Information architecture map of the SOP flow, covering planning, writing, and counsellor review phases
The IA maps three phases: planning, writing, and counsellor-assisted review — with explicit handoff points between student and counsellor.

The design: from wireframes to high fidelity

I worked through three fidelity levels in the time available — low-fi sketches to validate flow logic, medium-fi to lock the structure and interactions, then two passes at high fidelity. The first hi-fi pass was solid on interaction but fell short on visual quality. Rather than ship something I wasn't satisfied with, I gave it a second pass to raise the bar on craft.

The final screens cover the student-facing writing experience: an onboarding flow that explains what a strong SOP includes, a planning workspace where the student outlines their narrative before writing, a section-by-section editor with inline guidance, and a review view that makes counsellor comments visible and actionable without switching context.

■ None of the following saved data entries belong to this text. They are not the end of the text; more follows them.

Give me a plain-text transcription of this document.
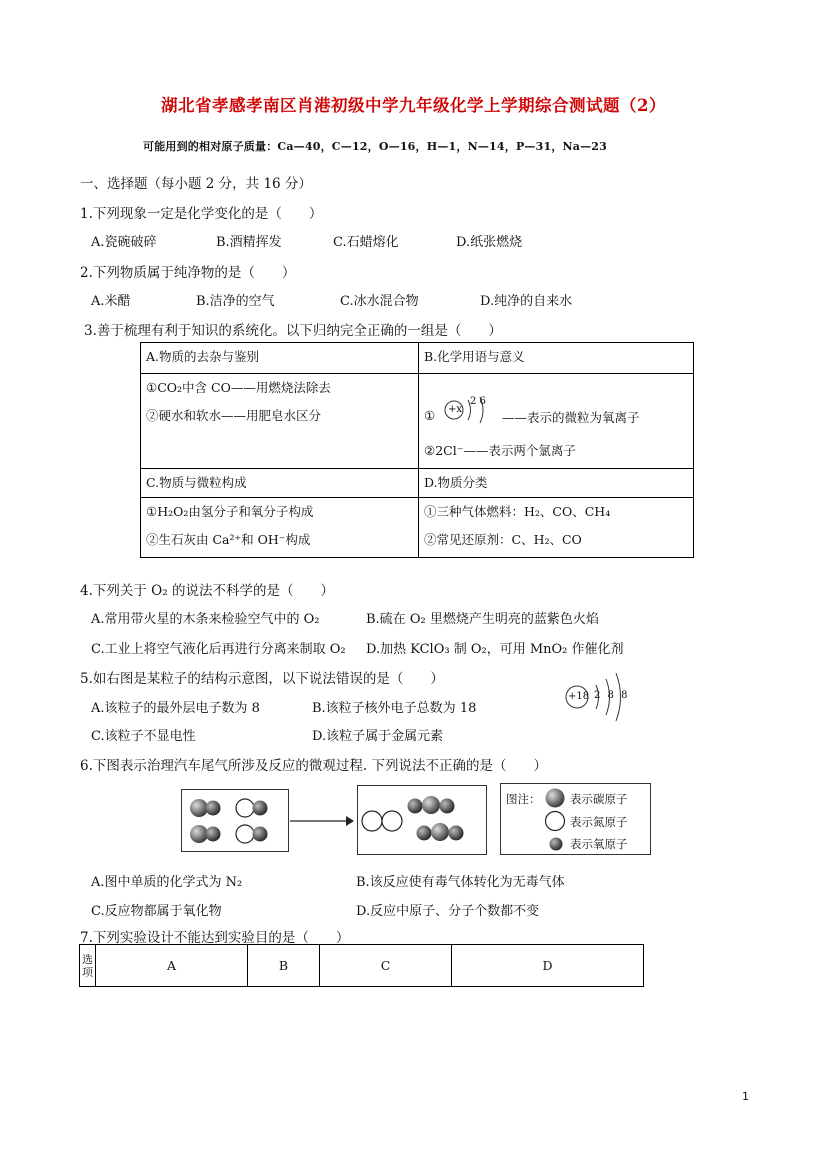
湖北省孝感孝南区肖港初级中学九年级化学上学期综合测试题（2）
可能用到的相对原子质量：Ca—40，C—12，O—16，H—1，N—14，P—31，Na—23
一、选择题（每小题 2 分，共 16 分）
1.下列现象一定是化学变化的是（　　）
A.瓷碗破碎	B.酒精挥发	C.石蜡熔化	D.纸张燃烧
2.下列物质属于纯净物的是（　　）
A.米醋	B.洁净的空气	C.冰水混合物	D.纯净的自来水
3.善于梳理有利于知识的系统化。以下归纳完全正确的一组是（　　）
A.物质的去杂与鉴别	B.化学用语与意义

①CO₂中含 CO——用燃烧法除去
②硬水和软水——用肥皂水区分	① +x
2 6
——表示的微粒为氧离子
②2Cl⁻——表示两个氯离子

C.物质与微粒构成	D.物质分类

①H₂O₂由氢分子和氧分子构成
②生石灰由 Ca²⁺和 OH⁻构成	①三种气体燃料：H₂、CO、CH₄
②常见还原剂：C、H₂、CO
4.下列关于 O₂ 的说法不科学的是（　　）
A.常用带火星的木条来检验空气中的 O₂	B.硫在 O₂ 里燃烧产生明亮的蓝紫色火焰
C.工业上将空气液化后再进行分离来制取 O₂ D.加热 KClO₃ 制 O₂，可用 MnO₂ 作催化剂
5.如右图是某粒子的结构示意图，以下说法错误的是（　　）
A.该粒子的最外层电子数为 8	B.该粒子核外电子总数为 18
C.该粒子不显电性	D.该粒子属于金属元素
+18 2 8 8
6.下图表示治理汽车尾气所涉及反应的微观过程. 下列说法不正确的是（　　）
图注：	表示碳原子
表示氮原子
表示氧原子
A.图中单质的化学式为 N₂	B.该反应使有毒气体转化为无毒气体
C.反应物都属于氧化物	D.反应中原子、分子个数都不变
7.下列实验设计不能达到实验目的是（　　）
选项	A	B	C	D
1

The counsellor interaction was designed around voice and text — not just comments in a doc — because the research showed that back-and-forth email was a frustration point, not a feature.

Reflection

This was a time-constrained assignment — 16 hours across four days — and the constraints were productive. Coming in with no domain knowledge forced the research to be real, not performative. The interview with Sravya gave me something concrete to design against, and the empathy map turned that conversation into a set of durable principles.

What I'd do differently with more time: interview a wider sample, including students who hadn't used a consultancy at all, to pressure-test whether the same friction points held across different applicant profiles. I also left out success and error states, which matter in a multi-week, high-stakes flow where progress can stall. Prototyping would have surfaced those gaps earlier.

The core finding: this wasn't a writing problem. It was a planning and scaffolding problem. Students knew they had a story — they just didn't know how to structure it. That reframe changed every design decision downstream.